The results of the study by Emanuel and colleagues raise legitimate concerns, and if generalizable, merit discussion about responses. An easy solution might be to initiate mandatory, regular drug testing of medical students. Precedents have already been set in other work sites, and with mandatory background checks of medical students. Such an approach would probably be met with resistance, the stigmatizing of legitimate use of psychostimulants for learning disorders, attempts to circumvent testing, and further erosion of students’ sense of professionalism. A more reasonable approach might be to reduce the perceived gain from using these drugs for cognitive enhancement. We probably cannot make admission to medical school or residency programs less competitive. However, since amphetamines enhance short-term recall rather than long-term retention, we can encourage a number of curriculum reforms already underway that emphasize group collaborations, clinical reasoning and self-directed learning. Both curriculum initiatives and assessment strategies should emphasize elaborated learning over the superficial learning that might be enhanced by drug use.
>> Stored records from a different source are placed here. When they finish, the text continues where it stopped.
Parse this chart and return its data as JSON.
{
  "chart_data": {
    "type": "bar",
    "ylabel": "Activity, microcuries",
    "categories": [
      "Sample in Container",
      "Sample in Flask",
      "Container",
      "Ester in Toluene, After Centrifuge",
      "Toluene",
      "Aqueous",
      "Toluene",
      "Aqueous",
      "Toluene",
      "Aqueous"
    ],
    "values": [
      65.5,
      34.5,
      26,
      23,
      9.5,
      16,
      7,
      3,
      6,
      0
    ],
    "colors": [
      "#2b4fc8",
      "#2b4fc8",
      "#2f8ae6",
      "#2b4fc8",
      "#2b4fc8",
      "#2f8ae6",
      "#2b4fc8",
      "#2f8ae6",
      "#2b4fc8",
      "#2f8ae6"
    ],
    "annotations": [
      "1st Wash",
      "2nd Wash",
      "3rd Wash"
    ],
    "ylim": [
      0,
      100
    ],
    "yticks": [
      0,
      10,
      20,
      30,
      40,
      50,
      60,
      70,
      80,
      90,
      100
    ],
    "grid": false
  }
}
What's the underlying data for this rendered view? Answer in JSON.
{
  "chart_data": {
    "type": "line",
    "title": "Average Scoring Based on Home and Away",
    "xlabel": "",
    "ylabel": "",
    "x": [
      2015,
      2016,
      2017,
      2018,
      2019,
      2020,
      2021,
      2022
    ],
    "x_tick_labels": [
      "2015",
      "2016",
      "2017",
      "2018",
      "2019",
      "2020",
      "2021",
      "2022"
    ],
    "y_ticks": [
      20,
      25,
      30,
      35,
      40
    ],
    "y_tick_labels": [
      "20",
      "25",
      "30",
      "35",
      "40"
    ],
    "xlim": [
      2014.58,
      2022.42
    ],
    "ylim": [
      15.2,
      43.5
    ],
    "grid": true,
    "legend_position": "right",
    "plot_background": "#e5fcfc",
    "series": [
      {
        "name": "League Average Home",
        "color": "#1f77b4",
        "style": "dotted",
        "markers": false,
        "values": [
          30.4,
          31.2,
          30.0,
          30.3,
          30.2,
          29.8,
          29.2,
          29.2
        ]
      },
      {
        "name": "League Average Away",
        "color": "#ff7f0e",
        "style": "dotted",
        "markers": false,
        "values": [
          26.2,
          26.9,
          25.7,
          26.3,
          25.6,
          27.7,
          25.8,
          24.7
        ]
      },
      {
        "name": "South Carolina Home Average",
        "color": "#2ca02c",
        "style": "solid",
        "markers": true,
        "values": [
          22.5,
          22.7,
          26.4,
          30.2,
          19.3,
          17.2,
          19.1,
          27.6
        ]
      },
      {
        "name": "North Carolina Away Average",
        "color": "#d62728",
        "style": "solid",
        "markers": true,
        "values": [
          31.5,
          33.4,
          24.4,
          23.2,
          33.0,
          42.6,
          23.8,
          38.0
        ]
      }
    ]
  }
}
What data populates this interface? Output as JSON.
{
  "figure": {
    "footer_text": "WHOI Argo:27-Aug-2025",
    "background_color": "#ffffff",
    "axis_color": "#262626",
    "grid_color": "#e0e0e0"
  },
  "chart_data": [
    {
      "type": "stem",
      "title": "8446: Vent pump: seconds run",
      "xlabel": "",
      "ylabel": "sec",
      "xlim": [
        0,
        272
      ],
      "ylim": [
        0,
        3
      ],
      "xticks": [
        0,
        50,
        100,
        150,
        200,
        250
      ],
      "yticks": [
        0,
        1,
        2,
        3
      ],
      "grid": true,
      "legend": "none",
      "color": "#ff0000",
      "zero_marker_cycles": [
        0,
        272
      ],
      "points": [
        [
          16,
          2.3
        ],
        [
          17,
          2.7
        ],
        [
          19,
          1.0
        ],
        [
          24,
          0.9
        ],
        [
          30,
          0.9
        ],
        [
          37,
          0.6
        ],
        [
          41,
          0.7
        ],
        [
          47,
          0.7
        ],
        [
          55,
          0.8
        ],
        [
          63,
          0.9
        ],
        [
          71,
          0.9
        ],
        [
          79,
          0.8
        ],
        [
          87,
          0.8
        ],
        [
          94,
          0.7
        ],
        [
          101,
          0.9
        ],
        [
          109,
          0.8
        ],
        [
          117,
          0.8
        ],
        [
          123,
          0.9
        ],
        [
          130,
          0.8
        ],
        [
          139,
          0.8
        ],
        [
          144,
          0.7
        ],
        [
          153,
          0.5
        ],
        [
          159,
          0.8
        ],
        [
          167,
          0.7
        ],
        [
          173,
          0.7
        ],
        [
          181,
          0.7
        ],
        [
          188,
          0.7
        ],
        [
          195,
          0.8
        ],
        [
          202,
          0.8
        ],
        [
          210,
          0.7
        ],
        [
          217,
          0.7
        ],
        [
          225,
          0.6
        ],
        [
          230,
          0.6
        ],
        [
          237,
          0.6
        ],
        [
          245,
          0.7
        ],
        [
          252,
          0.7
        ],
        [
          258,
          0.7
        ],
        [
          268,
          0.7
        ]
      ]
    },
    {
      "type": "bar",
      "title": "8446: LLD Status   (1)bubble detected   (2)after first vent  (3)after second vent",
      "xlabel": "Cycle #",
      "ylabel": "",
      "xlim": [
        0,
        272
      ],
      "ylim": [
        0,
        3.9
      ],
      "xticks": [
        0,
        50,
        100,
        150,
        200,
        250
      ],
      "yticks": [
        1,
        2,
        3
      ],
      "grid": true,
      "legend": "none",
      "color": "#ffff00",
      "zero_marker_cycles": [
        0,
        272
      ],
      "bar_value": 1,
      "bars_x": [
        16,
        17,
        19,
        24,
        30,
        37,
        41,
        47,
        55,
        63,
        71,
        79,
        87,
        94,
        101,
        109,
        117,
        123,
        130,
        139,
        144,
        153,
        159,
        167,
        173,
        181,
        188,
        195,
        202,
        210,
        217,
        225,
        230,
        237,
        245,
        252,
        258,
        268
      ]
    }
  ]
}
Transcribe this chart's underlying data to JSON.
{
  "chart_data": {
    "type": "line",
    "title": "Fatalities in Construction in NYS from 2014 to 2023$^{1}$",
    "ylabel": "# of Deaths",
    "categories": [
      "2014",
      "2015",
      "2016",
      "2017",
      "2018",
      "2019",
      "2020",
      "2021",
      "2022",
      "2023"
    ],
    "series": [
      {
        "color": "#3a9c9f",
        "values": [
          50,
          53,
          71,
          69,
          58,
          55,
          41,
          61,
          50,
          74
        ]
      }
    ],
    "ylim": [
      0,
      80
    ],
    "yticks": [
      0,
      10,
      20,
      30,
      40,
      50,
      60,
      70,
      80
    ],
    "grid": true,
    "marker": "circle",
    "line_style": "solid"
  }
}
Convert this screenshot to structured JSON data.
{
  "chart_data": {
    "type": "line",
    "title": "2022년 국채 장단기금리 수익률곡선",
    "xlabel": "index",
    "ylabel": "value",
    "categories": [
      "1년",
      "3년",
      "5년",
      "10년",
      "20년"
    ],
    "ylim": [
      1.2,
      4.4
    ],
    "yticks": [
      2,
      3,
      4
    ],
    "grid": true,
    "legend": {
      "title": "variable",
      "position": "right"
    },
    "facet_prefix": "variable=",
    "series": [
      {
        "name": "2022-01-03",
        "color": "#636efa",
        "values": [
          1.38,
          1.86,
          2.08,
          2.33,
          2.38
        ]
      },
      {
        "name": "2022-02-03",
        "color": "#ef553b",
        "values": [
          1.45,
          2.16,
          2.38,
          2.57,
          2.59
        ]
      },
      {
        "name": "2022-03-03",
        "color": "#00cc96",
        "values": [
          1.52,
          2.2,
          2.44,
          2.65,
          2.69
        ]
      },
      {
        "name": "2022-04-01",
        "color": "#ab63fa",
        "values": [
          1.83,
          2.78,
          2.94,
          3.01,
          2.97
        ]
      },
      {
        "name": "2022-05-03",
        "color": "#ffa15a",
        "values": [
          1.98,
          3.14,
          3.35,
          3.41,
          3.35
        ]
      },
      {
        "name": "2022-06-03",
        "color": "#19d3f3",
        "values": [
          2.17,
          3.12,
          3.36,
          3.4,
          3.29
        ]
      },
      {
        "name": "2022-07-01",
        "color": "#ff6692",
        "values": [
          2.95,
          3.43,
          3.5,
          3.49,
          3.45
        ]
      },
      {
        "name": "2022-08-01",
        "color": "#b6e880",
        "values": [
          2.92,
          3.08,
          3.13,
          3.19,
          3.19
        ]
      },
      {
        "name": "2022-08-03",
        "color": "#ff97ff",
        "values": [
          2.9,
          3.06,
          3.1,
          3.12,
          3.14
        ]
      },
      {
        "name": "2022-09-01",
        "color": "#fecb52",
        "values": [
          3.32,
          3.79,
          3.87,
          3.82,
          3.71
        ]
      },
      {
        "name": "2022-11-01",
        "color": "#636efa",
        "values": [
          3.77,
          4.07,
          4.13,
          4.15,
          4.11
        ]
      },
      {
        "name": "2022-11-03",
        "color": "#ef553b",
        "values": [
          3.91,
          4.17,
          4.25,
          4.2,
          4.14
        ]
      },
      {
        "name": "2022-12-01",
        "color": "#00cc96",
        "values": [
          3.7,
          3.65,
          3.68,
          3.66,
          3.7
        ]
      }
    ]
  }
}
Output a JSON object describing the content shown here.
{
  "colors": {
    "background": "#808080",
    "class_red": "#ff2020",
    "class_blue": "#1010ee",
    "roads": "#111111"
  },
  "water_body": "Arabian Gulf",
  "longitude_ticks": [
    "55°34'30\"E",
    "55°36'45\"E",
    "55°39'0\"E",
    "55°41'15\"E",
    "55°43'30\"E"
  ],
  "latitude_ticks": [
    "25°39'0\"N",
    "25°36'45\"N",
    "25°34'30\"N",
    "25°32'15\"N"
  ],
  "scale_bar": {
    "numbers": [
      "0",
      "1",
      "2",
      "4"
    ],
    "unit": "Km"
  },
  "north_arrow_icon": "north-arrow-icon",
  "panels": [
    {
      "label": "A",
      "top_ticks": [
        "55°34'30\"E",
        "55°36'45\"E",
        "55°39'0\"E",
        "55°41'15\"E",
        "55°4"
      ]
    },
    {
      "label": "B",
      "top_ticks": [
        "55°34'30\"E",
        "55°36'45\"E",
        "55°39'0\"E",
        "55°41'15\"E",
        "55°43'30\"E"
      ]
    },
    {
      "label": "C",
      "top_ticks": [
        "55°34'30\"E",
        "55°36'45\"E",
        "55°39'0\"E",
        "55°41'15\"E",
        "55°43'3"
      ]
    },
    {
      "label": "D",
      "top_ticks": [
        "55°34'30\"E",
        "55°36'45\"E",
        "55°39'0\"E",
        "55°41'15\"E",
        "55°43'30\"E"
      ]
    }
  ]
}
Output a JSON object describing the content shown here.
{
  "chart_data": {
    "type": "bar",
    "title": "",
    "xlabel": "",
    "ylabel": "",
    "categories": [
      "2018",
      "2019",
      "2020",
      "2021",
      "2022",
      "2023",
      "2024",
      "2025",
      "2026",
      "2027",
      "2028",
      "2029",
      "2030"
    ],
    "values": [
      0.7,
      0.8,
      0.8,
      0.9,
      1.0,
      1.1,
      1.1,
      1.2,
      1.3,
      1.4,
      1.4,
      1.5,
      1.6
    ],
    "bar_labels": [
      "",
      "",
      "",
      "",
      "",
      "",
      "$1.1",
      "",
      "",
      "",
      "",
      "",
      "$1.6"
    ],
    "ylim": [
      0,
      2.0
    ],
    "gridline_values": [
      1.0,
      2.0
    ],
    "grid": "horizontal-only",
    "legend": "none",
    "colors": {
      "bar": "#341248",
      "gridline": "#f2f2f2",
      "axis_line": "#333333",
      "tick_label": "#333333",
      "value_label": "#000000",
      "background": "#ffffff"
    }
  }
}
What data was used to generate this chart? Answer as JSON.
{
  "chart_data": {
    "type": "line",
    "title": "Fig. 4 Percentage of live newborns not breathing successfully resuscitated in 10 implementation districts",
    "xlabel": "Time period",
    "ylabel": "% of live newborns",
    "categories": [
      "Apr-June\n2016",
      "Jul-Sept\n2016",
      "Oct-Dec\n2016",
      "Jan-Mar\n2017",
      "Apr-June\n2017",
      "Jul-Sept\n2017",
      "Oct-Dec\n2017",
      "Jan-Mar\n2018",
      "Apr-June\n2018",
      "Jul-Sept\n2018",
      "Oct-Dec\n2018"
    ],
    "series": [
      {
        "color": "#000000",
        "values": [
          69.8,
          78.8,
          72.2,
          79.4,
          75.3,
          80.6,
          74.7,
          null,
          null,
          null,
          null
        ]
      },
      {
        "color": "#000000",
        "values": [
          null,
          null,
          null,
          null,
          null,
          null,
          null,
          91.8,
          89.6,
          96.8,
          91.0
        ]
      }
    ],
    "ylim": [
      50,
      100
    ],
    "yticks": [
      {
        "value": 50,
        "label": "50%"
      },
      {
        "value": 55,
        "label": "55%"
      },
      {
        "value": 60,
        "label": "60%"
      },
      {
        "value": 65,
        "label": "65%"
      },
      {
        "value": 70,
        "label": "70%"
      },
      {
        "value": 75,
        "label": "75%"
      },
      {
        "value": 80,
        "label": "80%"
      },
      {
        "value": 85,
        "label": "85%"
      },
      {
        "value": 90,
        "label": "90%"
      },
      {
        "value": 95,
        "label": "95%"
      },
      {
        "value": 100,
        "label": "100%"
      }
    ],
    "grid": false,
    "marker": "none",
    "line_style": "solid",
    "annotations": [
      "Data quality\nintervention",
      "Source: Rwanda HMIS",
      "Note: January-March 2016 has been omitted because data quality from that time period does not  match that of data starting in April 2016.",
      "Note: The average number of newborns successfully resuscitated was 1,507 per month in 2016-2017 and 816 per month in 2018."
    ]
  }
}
Medical educators need to focus on balancing learning with the wellness of trainees. A recent study noted that medical students’ quality of life was worse than that of the general population.8 We can scarcely wonder why students choose career specialties based on the perceived lifestyle associated with the specialties.9 We need to help medical students put their short-term and long-term objectives into perspective. There should be a desire for career–life balance, and a concern for trainees’ own health as well as the health of others. Descriptions of formal wellness curricula have been published and should be studied for their effectiveness.10 Too much is at stake for our patients and our learners to let warning signals, such as those demonstrated by the study from Emanuel and colleagues,6 go unheeded.